Un premier élément de réponse tient à ce que la plupart des colonies de peuplement furent établies un peu par accident : au départ, les monarchies européennes n'avaient pas toujours pour but conscient l'établissement de colonies permanentes dans ces endroits. Elles avaient plutôt comme objectif le contrôle des profits commerciaux [23] afin de mieux asseoir leur autorité en métropole (Coornaert, 1967 : 225). C'est donc l'attrait des bénéfices que l'on pouvait obtenir du commerce des produits exotiques qui a entraîné l'implantation permanente de colons, à la recherche de moyens de s'enrichir.
Un deuxième fait à noter : la grande majorité de ces colonies ont été établies dans des régions à faible densité de population, où vivaient des peuples de chasseurs-cueilleurs et d'agriculteurs. La plupart de ces peuples étaient organisés sur une base communautaire c'est-à-dire sans distinction interne de classes, ou, si elles étaient présentes, avec des distinctions embryonnaires. Sur ce point, les empires Aztèque et Inca sont évidemment des exceptions dont on devra tenir compte plus loin. Ici, il suffit de noter que la faible densité de population dans la majorité des régions où se sont établies des colonies de peuplement signifiait l'absence d'une résistance de masse à l'établissement des colons.

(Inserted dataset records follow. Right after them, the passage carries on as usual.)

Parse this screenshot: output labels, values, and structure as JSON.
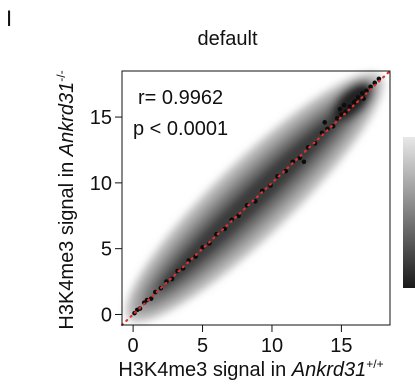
{
  "panel_label": "I",
  "chart_data": {
    "type": "scatter",
    "title": "default",
    "xlabel_prefix": "H3K4me3 signal in ",
    "xlabel_gene": "Ankrd31",
    "xlabel_sup": "+/+",
    "ylabel_prefix": "H3K4me3 signal in ",
    "ylabel_gene": "Ankrd31",
    "ylabel_sup": "-/-",
    "xlim": [
      -0.8,
      18.5
    ],
    "ylim": [
      -0.8,
      18.5
    ],
    "x_ticks": [
      0,
      5,
      10,
      15
    ],
    "y_ticks": [
      0,
      5,
      10,
      15
    ],
    "annotations": {
      "r": "r= 0.9962",
      "p": "p < 0.0001"
    },
    "reference_line": {
      "from": [
        -0.8,
        -0.8
      ],
      "to": [
        18.5,
        18.5
      ],
      "color": "#e03030",
      "style": "dotted"
    },
    "density_colorbar": {
      "colors": [
        "#e8e8e8",
        "#1a1a1a"
      ]
    },
    "points": [
      [
        0.1,
        0.1
      ],
      [
        0.3,
        0.35
      ],
      [
        0.5,
        0.45
      ],
      [
        0.8,
        0.9
      ],
      [
        1.0,
        1.1
      ],
      [
        1.3,
        1.2
      ],
      [
        1.6,
        1.7
      ],
      [
        2.0,
        2.0
      ],
      [
        2.4,
        2.5
      ],
      [
        2.8,
        2.7
      ],
      [
        3.2,
        3.3
      ],
      [
        3.6,
        3.5
      ],
      [
        4.0,
        4.1
      ],
      [
        4.5,
        4.4
      ],
      [
        5.0,
        5.1
      ],
      [
        5.5,
        5.4
      ],
      [
        6.0,
        6.1
      ],
      [
        6.6,
        6.5
      ],
      [
        7.1,
        7.2
      ],
      [
        7.6,
        7.5
      ],
      [
        8.2,
        8.3
      ],
      [
        8.8,
        8.6
      ],
      [
        9.3,
        9.4
      ],
      [
        9.9,
        9.8
      ],
      [
        10.4,
        10.5
      ],
      [
        11.0,
        10.9
      ],
      [
        11.5,
        11.6
      ],
      [
        12.0,
        11.9
      ],
      [
        12.6,
        12.7
      ],
      [
        13.1,
        13.0
      ],
      [
        13.6,
        13.8
      ],
      [
        14.0,
        14.1
      ],
      [
        14.4,
        14.3
      ],
      [
        14.7,
        14.9
      ],
      [
        15.0,
        15.2
      ],
      [
        15.3,
        15.4
      ],
      [
        15.6,
        15.8
      ],
      [
        15.9,
        16.1
      ],
      [
        16.2,
        16.5
      ],
      [
        16.5,
        16.8
      ],
      [
        16.8,
        17.0
      ],
      [
        17.1,
        17.3
      ],
      [
        17.4,
        17.6
      ],
      [
        17.7,
        17.9
      ],
      [
        15.2,
        15.9
      ],
      [
        16.0,
        16.2
      ],
      [
        16.6,
        16.4
      ],
      [
        14.9,
        15.6
      ],
      [
        13.8,
        14.6
      ],
      [
        12.3,
        11.6
      ]
    ]
  }
}
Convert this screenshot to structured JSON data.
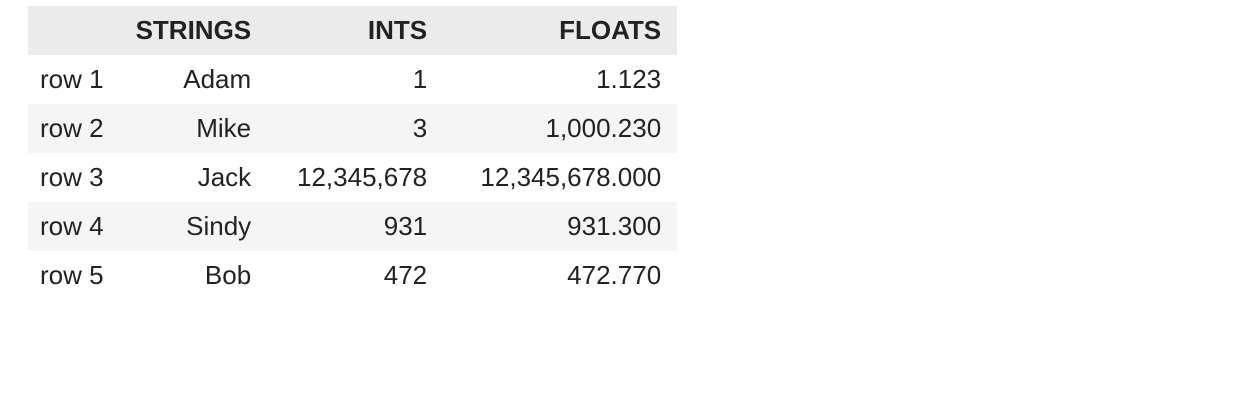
{
  "table": {
    "index_header": "",
    "columns": [
      "STRINGS",
      "INTS",
      "FLOATS"
    ],
    "rows": [
      {
        "index": "row 1",
        "cells": [
          "Adam",
          "1",
          "1.123"
        ]
      },
      {
        "index": "row 2",
        "cells": [
          "Mike",
          "3",
          "1,000.230"
        ]
      },
      {
        "index": "row 3",
        "cells": [
          "Jack",
          "12,345,678",
          "12,345,678.000"
        ]
      },
      {
        "index": "row 4",
        "cells": [
          "Sindy",
          "931",
          "931.300"
        ]
      },
      {
        "index": "row 5",
        "cells": [
          "Bob",
          "472",
          "472.770"
        ]
      }
    ]
  }
}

Cela, évidemment, ne veut pas dire que les autochtones ont admis sans broncher l'établissement des Européens : au contraire, dans toutes les régions, les populations autochtones se sont révoltées contre la prise de leur territoire (cf. Patterson, 1972, 2e partie ; Ertel et al., 1971 : 284 sq. ; Denoon, 1972, chap. 2 à 8). Mais cela signifie que, malgré ces révoltes et malgré les problèmes qu'elles ont causés aux colons, les autochtones n'ont pu empêcher l'établissement permanent des Européens ni la perte de leur territoire.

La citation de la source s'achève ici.